Auch Max Bentow erliegt (teilweise) dieser doppelten Versuchung. Am Anfang verliert er sich bei seinen Szenen in zu viele Details und sein Kommissar leidet unter einer Angststörung mit regelmäßigen Panikattacken. Deshalb besucht der Polizist sogar eine Therapeutin. Hier enden die Gemeinsamkeiten mit anderen deutschen Krimis. Der „Federmann“ nimmt spätestens ab dem zweiten Viertel gewaltig Fahrt auf, und die Leiden des Kommissars und der Gang zur Therapeutin sind wichtiger Bestandteil der Handlung. Hier hat die erdachte Krankheit der Hauptfigur tatsächlich einen literarischen Sinn.
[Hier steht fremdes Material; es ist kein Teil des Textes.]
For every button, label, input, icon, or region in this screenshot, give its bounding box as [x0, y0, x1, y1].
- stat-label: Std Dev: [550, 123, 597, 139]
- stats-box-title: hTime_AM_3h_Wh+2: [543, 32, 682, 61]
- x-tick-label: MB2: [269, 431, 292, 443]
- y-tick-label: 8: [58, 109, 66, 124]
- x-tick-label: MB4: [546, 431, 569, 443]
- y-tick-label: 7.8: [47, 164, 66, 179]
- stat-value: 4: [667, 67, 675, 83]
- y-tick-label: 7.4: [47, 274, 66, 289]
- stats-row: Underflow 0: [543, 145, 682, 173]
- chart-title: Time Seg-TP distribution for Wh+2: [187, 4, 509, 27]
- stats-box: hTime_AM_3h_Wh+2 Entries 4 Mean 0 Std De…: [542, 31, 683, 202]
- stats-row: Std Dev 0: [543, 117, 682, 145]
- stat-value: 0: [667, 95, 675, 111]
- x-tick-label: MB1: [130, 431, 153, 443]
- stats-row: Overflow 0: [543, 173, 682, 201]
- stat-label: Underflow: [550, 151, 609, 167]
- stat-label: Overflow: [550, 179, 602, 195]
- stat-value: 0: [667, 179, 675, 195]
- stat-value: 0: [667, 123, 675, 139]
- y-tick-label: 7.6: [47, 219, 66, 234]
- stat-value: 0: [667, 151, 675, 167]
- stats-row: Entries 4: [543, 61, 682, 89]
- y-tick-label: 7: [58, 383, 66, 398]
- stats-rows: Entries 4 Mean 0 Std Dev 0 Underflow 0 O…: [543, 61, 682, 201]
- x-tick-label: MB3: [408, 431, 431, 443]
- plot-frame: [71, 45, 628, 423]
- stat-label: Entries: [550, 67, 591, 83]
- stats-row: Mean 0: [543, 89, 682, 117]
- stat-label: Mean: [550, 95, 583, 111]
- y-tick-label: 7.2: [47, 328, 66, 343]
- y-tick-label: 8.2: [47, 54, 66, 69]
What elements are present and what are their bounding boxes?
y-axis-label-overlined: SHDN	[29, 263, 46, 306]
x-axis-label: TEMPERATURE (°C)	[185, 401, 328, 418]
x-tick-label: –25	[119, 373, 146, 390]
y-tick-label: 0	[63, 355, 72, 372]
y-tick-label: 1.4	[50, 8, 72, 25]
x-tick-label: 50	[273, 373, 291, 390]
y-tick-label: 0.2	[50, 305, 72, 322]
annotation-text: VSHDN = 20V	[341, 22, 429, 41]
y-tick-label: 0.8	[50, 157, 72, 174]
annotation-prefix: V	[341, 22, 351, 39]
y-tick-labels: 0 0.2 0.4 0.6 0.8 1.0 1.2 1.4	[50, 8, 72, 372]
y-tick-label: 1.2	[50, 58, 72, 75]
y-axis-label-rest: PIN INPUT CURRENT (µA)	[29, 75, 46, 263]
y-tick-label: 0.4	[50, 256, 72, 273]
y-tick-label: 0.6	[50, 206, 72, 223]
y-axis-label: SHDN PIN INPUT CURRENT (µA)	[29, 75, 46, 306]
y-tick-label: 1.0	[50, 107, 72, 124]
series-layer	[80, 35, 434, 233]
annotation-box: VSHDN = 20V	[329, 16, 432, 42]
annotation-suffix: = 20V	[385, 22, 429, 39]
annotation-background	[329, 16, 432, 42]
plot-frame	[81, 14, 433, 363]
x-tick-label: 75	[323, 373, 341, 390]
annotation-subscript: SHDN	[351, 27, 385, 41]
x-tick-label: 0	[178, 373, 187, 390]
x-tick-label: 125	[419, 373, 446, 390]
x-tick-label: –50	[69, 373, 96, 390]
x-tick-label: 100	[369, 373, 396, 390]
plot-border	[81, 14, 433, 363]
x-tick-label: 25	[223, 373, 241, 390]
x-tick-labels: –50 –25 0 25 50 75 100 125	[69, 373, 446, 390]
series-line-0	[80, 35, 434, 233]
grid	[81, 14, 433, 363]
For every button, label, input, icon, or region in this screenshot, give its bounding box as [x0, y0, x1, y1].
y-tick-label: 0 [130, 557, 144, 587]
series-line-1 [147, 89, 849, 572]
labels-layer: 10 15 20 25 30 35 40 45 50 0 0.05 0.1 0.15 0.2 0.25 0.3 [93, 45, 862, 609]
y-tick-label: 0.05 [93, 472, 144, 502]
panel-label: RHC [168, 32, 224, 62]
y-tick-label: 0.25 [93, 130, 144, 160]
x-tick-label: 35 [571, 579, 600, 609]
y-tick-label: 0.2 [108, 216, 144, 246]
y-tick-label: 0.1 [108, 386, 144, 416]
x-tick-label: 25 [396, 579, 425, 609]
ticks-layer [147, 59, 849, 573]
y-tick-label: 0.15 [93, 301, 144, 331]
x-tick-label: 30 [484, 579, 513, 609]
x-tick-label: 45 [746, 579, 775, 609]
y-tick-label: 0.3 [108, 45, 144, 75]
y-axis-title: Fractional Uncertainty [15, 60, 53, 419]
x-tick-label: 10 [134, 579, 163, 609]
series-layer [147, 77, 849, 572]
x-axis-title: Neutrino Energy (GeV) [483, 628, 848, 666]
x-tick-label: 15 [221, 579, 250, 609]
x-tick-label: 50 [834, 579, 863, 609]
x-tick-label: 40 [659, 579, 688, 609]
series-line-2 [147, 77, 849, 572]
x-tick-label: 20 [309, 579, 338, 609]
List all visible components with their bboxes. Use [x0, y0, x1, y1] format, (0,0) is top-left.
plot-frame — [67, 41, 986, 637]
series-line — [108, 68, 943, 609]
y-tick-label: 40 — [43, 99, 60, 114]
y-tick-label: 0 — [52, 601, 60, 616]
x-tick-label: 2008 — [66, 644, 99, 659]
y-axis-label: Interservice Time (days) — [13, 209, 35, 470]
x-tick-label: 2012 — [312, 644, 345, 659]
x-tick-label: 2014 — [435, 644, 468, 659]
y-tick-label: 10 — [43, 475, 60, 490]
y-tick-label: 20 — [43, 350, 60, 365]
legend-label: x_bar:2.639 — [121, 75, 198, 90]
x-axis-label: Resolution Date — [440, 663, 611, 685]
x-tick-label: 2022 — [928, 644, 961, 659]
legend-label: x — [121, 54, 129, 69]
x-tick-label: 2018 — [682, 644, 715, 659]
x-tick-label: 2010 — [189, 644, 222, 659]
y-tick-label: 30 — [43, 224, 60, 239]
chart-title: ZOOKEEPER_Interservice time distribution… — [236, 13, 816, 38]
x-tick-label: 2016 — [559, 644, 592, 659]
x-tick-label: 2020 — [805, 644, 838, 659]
„Der Federmann“ ist ein gelungenes Debüt: Ungewöhnlich spannend und bis zum Schluss fesselnd. Die Ankündigung der PR-Strategen des Verlages, das ein Roman den Auftakt zu einer „neuen Krimiserie“ bilde, muss ja leider allzu oft als Drohung verstanden werden. Bei Max Bentow stimmt das den Krimi-Leser tatsächlich neugierig.

 

 

Tatort:Berlin 

Max Bentow, eigentlich Schauspieler und Dramatiker ist Berliner. Er kennt also seine Stadt. „Der Federmann“ spielt im südlichen Zentrum der Hauptstadt. Schöneberg, Kreuzberg, Neukölln sind die Zentren des Romans. Der Kommissar bewegt sich mit dem Fahrrad durch die Straßen, die Wegbeschreibungen sind so genau, dass man die Wege, die der Ermittler nimmt, problemlos nachfahren könnte. Der Mittvierziger Bentow fängt die Stimmungen, die in den jeweiligen Kiezen zu spüren ist, gut ein. Die intellektuelle Bürgerlichkeit Schönebergs ist genau so glaubwürdig wie der Völkergemisch Kreuzbergs und die latenten Hoffnungslosigkeit das beinahe schon Stadtrandbezirkes Neukölln. Das Berlin Bentows zeigt einen realistischen Querschnitt. Es ist weder die Hochglanzmetropole der Neuen Mitte noch das Elendsquartier der Plattenbauten – und auch das ist, angesichts dessen, was mit Berlin in den vergangen Jahren literarisch bisweilen veranstaltet wird, sehr sympathisch.